Friday, August 12, 2011

'Tech-tattoo' could have gaming, health-care benefits

'Tech-tattoo' could have gaming, health-care benefits

Tech-tattoo' could have gaming, health-care benefits

Electronics that stick and stretch like a temporary tattoo.

Electronics that stick and stretch like a temporary tattoo.

Photograph by: Handout, John Rogers

You don't have to look like a Star Trek Borg to wear skin-mounted electronics.

A team of scientists and engineers at the University of Illinois has developed a "smart skin" that can be used to connect wearers to the cyber-world as easily as sticking on a temporary tattoo.

The smart skin can monitor your heart rate or brain waves, for example, or detect the electric activity in muscle contractions and send the signals to a computer, without stick-on electrodes, bulky wires, conductive gels, tape or skin-penetrating pins.

Just a few centimetres wide and thinner than a human hair, the smart skin could make monitoring people's physiological status more comfortable and more accurate than using electrodes because it stays stuck to the skin and doesn't interfere with the wearer's movement, the researchers say.

"Wires and patches are not the best way to do things," said John Rogers, a professor of material science and engineering at the University of Illinois, who led the research.

Rogers and his team used tiny, flexible wires comparable to those in silicone circuits, and see-through silicone to make a fine mesh circuit that can stick on with water. It bends, wrinkles and stretches with the skin. It detects what's happening underneath the surface and sends signals to a computer.

These "wearable electronics" are described in the Aug. 12 issue of the journal Science.

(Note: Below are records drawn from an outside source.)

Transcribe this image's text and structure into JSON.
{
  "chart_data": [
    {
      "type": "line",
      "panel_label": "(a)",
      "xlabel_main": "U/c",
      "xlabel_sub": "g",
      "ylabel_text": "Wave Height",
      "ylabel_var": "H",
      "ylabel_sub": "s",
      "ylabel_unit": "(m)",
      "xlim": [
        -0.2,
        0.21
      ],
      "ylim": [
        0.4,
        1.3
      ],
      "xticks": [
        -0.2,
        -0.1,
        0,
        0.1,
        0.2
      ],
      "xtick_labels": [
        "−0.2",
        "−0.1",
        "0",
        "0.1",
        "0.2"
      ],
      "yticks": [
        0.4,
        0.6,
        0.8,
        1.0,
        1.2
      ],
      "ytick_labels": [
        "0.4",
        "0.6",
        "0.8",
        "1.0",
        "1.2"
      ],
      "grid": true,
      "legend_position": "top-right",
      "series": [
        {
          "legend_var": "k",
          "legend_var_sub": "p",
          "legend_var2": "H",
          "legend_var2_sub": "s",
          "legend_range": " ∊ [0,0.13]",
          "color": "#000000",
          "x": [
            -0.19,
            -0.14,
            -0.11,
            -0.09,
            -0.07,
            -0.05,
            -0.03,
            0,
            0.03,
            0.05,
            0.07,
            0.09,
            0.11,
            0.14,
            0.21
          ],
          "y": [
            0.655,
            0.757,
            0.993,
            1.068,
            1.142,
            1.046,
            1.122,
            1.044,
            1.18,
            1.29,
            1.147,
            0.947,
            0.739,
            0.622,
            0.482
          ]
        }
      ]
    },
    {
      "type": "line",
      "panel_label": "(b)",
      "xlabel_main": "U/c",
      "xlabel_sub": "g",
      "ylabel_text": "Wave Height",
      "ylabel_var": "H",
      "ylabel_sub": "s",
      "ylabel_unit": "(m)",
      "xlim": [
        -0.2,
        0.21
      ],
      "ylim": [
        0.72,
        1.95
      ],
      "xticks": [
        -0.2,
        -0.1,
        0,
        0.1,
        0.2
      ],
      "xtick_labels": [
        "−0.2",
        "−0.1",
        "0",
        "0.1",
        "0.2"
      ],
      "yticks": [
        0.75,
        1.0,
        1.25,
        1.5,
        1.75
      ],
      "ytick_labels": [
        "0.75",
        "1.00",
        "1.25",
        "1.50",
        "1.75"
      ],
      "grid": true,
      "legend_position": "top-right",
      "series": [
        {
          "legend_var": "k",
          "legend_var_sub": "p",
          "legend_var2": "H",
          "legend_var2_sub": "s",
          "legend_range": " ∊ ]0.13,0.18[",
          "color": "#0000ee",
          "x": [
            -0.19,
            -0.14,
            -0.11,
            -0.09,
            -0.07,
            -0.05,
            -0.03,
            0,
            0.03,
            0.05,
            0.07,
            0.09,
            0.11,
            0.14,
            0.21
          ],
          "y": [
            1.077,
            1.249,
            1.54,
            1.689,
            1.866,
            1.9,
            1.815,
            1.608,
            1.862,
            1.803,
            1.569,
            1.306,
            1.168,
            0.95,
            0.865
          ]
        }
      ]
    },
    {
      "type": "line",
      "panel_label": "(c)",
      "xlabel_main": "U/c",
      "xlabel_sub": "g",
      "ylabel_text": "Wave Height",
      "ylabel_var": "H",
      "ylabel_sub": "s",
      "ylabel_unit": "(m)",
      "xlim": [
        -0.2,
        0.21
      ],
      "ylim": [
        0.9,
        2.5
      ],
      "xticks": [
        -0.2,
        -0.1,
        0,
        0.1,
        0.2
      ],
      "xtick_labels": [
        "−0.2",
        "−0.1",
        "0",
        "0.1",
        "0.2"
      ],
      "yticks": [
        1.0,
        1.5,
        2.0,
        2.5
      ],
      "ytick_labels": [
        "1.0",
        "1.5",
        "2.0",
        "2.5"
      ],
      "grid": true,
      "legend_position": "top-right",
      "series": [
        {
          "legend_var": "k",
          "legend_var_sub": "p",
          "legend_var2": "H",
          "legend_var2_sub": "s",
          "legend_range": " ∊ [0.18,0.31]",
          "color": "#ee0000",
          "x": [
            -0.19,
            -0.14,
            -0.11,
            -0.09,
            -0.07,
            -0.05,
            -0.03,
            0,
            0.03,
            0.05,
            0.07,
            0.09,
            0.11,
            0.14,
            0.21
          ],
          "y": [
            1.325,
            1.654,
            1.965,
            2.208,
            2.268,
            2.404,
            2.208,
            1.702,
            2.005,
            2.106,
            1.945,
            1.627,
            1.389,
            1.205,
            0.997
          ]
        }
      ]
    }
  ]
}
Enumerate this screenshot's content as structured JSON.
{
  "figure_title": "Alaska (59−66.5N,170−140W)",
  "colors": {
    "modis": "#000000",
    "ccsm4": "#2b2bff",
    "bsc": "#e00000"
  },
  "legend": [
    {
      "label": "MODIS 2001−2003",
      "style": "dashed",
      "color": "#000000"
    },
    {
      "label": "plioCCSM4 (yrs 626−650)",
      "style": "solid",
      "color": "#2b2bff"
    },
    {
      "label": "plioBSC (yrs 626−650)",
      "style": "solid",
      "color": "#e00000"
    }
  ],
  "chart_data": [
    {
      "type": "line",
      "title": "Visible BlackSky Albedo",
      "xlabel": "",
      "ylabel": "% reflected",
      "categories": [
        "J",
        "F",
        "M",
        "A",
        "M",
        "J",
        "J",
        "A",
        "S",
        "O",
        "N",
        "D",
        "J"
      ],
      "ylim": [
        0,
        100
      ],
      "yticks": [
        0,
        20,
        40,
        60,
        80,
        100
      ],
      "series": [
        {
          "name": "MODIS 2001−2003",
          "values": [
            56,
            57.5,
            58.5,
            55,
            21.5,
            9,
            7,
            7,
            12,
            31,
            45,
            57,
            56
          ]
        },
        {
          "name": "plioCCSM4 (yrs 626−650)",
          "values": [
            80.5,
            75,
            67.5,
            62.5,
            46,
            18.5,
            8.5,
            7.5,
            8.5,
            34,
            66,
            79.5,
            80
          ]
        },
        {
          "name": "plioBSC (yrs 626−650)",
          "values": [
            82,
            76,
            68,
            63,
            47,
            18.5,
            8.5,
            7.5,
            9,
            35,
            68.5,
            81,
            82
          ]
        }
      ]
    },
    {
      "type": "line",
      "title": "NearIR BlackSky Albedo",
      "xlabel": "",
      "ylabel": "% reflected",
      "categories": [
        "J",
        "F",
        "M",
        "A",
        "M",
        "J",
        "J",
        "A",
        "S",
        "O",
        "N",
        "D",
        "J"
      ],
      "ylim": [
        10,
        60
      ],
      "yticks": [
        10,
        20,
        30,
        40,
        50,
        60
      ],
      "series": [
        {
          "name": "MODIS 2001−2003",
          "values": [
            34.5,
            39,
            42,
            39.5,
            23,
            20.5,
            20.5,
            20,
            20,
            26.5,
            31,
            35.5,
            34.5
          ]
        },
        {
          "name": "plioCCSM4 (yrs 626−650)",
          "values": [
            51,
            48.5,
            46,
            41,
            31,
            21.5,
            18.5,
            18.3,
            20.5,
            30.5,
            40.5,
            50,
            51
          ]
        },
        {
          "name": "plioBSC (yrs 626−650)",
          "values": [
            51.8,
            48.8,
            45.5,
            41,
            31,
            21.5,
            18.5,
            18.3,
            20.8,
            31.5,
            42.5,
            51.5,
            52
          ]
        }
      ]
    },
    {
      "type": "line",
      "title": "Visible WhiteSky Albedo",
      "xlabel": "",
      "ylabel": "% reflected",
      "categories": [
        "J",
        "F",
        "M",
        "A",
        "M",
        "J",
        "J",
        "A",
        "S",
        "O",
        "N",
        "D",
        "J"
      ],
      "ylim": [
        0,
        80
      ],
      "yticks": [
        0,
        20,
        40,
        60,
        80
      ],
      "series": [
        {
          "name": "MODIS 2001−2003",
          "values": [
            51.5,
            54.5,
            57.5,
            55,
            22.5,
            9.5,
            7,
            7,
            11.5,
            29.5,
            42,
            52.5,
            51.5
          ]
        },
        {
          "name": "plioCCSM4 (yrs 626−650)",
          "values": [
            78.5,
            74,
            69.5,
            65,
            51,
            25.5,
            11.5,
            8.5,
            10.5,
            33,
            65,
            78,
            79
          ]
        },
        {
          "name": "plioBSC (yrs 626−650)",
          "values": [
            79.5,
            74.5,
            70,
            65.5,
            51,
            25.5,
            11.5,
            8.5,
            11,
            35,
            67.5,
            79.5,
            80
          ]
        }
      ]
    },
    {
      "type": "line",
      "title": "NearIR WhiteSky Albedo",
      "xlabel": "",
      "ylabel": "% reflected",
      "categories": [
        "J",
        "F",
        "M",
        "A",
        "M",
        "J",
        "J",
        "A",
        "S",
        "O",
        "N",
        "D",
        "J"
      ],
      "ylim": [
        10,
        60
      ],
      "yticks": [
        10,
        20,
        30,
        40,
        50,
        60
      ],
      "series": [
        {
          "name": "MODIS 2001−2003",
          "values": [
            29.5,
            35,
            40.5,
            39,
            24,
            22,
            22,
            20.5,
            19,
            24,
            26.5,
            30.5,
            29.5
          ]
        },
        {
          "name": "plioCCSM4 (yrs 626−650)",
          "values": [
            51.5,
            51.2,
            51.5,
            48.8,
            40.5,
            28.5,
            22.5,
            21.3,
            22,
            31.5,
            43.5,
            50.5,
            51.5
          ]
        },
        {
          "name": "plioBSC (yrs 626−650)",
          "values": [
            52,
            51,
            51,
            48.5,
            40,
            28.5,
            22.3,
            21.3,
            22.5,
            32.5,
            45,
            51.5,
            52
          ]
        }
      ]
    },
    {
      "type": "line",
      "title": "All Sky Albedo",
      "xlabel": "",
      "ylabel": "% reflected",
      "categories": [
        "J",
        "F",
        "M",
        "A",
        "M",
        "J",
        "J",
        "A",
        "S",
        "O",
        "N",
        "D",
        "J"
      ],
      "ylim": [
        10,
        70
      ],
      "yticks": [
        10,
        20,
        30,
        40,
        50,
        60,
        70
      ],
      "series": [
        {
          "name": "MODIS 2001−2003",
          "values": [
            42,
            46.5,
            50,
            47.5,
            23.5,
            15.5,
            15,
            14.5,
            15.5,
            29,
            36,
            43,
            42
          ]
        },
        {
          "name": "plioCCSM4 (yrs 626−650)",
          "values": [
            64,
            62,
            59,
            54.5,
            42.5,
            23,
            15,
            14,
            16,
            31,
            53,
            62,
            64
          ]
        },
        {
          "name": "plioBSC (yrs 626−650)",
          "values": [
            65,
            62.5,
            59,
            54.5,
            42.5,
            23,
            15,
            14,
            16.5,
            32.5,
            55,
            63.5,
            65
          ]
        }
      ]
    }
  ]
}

Imagine video gaming with just a temporary tattoo and your voice. By wearing the smart skin on your throat, Rogers said, the patch can read the electrical activity of the muscle contractions when you say "up," "down," "left," or "right" and send the command to the game.

The uses for the product in the health field are more compelling. As with a video game, people could use the smart skin to send commands to a prosthetic device, Rogers said. It could help develop new and less cumbersome technology to help people who cannot speak.

Smart skin patches could make it easier to monitor newborn babies or people with sleep disorders because they are gentler than stick-on, point-contact electrodes and you can't feel them, Rogers said.

There might also be a use for the smart skin in physical rehabilitation, Rogers added. "You can imagine . . . a device that laminates onto a portion of muscle that is atrophied or onto a wound site and can electrically stimulate muscle contraction," he said.

While it's still "early days," Rogers said he and his colleagues are already working to fine-tune the smart skin for clinical use.

At the same time, they are developing the smart skin's Wi-Fi capabilities so the patches can connect to a monitoring device without the need for ribbon cables.